Some considerations about categories:

- `Fruits`, `Vegetables` and `Greens` should be picked following their seasonality, with a complementary dataset (e.g. `nutri-facts-season.csv`)
- `Seafood`, `Meat` and `Diary` should not be recommended to vegan users, while vegetarian ones could include `Diary`
- `Diary` should not be recommended to lactose intolerant users
- `Grains` containing gluten should not be recommended to gluten intolerant users, so it requires a fine-grained subdivision
- `Nuts` should be filtered according to users' allergies, so it requires a fine-grained selection
- `Sweets` is a special category that should be used according to users' emotive state of the day
- `Oils and Sauces` may require a fine-grained selection for users' with tyroid issues (e.g. soy)
- `Beverages` could be excluded from the dataset
- `Soups` needs further investigation
- `Fast Foods` is a special category that should be used according to users' emotive state of the day
- `Meals, Entrees, and Side Dishes` needs further investigation and could be useful during recipe generations
- `Baby Foods` could be excluded from the dataset as it is not taken into account

Let's remove some categories and see how many rows are deleted after the operation.

In [45]:
print("Before removing rows: ", nutritional_df.shape)
nutritional_df = nutritional_df[nutritional_df['Category Name'] != 'Baby Foods']
nutritional_df = nutritional_df[nutritional_df['Category Name'] != 'Meals, Entrees, and Side Dishes']
nutritional_df = nutritional_df[nutritional_df['Category Name'] != 'Fast Foods']
print("After removing rows: ", nutritional_df.shape)

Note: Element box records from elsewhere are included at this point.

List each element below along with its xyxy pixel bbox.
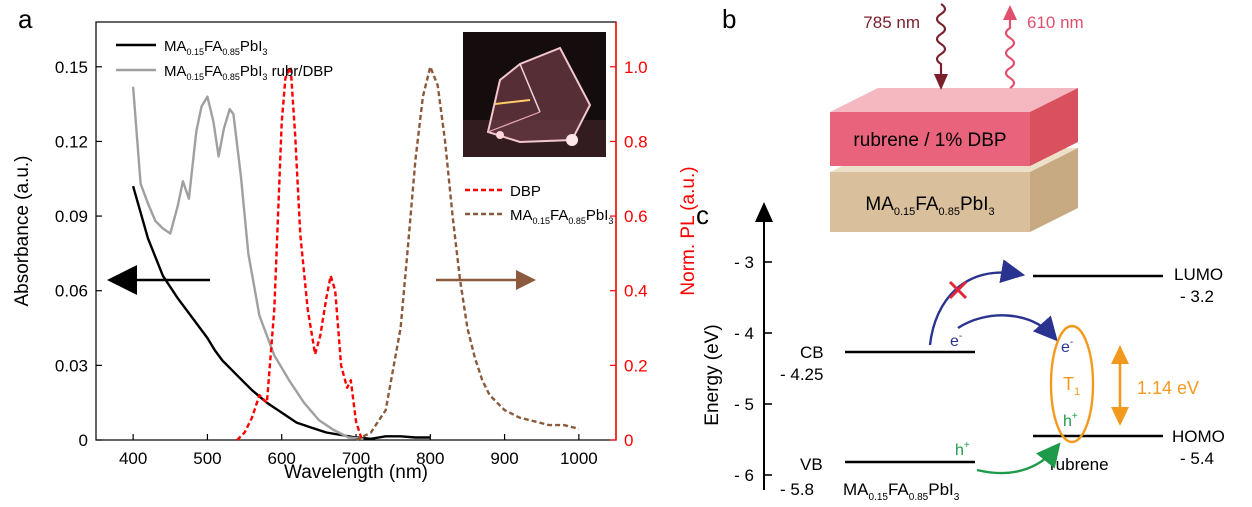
- homo-value: - 5.4: [1180, 449, 1214, 468]
- gap-label: 1.14 eV: [1137, 378, 1199, 398]
- legend-label-absorbance-rubr: MA0.15FA0.85PbI3 rubr/DBP: [164, 63, 333, 82]
- rubrene-layer-top-face: [830, 88, 1078, 112]
- y-tick-label: 0.15: [55, 58, 88, 77]
- energy-tick-label-3: - 3: [734, 253, 754, 272]
- triplet-label: T1: [1063, 374, 1080, 398]
- y2-tick-label: 0: [624, 431, 633, 450]
- x-tick-label: 700: [342, 449, 370, 468]
- y-tick-label: 0.06: [55, 282, 88, 301]
- lumo-value: - 3.2: [1180, 287, 1214, 306]
- x-tick-label: 500: [193, 449, 221, 468]
- energy-tick-label-4: - 4: [734, 324, 754, 343]
- y-tick-label: 0.03: [55, 356, 88, 375]
- rubrene-layer-side-face: [1030, 88, 1078, 166]
- device-stack: rubrene / 1% DBP MA0.15FA0.85PbI3: [830, 88, 1078, 232]
- legend-label-perov-pl: MA0.15FA0.85PbI3: [510, 207, 613, 226]
- right-axis-arrow-head: [516, 270, 536, 290]
- gap-arrow-head-up: [1111, 345, 1129, 364]
- x-tick-label: 400: [119, 449, 147, 468]
- x-tick-label: 800: [416, 449, 444, 468]
- y-tick-label: 0: [79, 431, 88, 450]
- gap-arrow-head-down: [1111, 407, 1129, 426]
- energy-diagram: Energy (eV) - 3 - 4 - 5 - 6 LUMO - 3.2 H…: [702, 202, 1225, 503]
- y2-axis-title: Norm. PL (a.u.): [678, 166, 699, 295]
- y2-tick-label: 0.2: [624, 356, 648, 375]
- electron-label-perov: e-: [950, 331, 962, 350]
- energy-tick-label-5: - 5: [734, 395, 754, 414]
- legend-label-absorbance: MA0.15FA0.85PbI3: [164, 38, 267, 57]
- series-line-0: [131, 185, 431, 440]
- perov-layer: [830, 172, 1030, 232]
- y-tick-label: 0.12: [55, 132, 88, 151]
- y2-tick-label: 1.0: [624, 58, 648, 77]
- rubrene-label: rubrene: [1050, 455, 1109, 474]
- energy-axis-title: Energy (eV): [702, 324, 723, 425]
- excitation-photon: [935, 3, 947, 82]
- homo-label: HOMO: [1172, 427, 1225, 446]
- crystal-photo-inset: [463, 32, 606, 157]
- cb-value: - 4.25: [780, 365, 823, 384]
- perov-layer-side-face: [1030, 148, 1078, 232]
- electron-transfer-arrow: [957, 314, 1058, 342]
- panel-b-label: b: [722, 4, 736, 34]
- emission-arrow-head: [1003, 5, 1017, 20]
- excitation-arrow-head: [934, 74, 948, 90]
- cb-label: CB: [800, 343, 824, 362]
- hole-transfer-arrow: [976, 442, 1061, 475]
- triplet-exciton-ellipse: [1049, 324, 1095, 444]
- lumo-label: LUMO: [1174, 265, 1223, 284]
- emission-label: 610 nm: [1027, 13, 1084, 32]
- y2-tick-label: 0.6: [624, 207, 648, 226]
- perovskite-label: MA0.15FA0.85PbI3: [843, 480, 960, 503]
- hole-label-rubrene: h+: [1063, 411, 1078, 430]
- rubrene-layer: [830, 112, 1030, 166]
- panel-a-label: a: [18, 4, 33, 34]
- rubrene-layer-label: rubrene / 1% DBP: [853, 130, 1006, 151]
- series-line-2: [236, 65, 364, 441]
- x-tick-label: 600: [268, 449, 296, 468]
- emission-photon: [1004, 16, 1016, 89]
- energy-tick-label-6: - 6: [734, 466, 754, 485]
- legend-label-dbp: DBP: [510, 183, 541, 200]
- blocked-electron-arrow: [928, 259, 1026, 346]
- series-line-1: [131, 86, 364, 440]
- hole-label-perov: h+: [955, 440, 970, 459]
- x-tick-label: 1000: [560, 449, 598, 468]
- y-tick-label: 0.09: [55, 207, 88, 226]
- y2-tick-label: 0.4: [624, 282, 648, 301]
- electron-label-rubrene: e-: [1061, 337, 1073, 356]
- energy-axis-head: [755, 202, 773, 222]
- series-line-3: [355, 65, 580, 442]
- blocked-cross-icon: [948, 280, 968, 300]
- x-tick-label: 900: [490, 449, 518, 468]
- panel-c-label: c: [696, 200, 709, 230]
- perov-layer-label: MA0.15FA0.85PbI3: [865, 194, 994, 218]
- vb-value: - 5.8: [780, 480, 814, 499]
- excitation-label: 785 nm: [863, 13, 920, 32]
- x-axis-title: Wavelength (nm): [284, 462, 428, 483]
- y2-tick-label: 0.8: [624, 132, 648, 151]
- vb-label: VB: [800, 455, 823, 474]
- y-axis-title: Absorbance (a.u.): [12, 155, 33, 306]
- absorbance-pl-chart: Wavelength (nm) Absorbance (a.u.) Norm. …: [12, 21, 699, 483]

Before removing rows:  (1174, 7)
After removing rows:  (1036, 7)


Now we can check if every food in the seasonality dataset matches with foods in the dataset.

In [46]:
import json
import pandas as pd

with open(r'..\data\raw\food-seasonality.json', 'r') as file:
    seasonality_data = json.load(file)

seasonal_food_names = []
for month, foods in seasonality_data['Italy'].items():
    seasonal_food_names.extend(foods)

seasonal_food_names = [food.lower() for food in seasonal_food_names]
nutritional_df['Food Name'] = nutritional_df['Food Name'].str.lower()
missing_food_names = [food for food in seasonal_food_names if food not in nutritional_df['Food Name'].values]

if not missing_food_names:
    print("All seasonal food names are present in the nutritional_df.")
else:
    print("The following seasonal food names are missing in the nutritional_df:")
    print(missing_food_names)


All seasonal food names are present in the nutritional_df.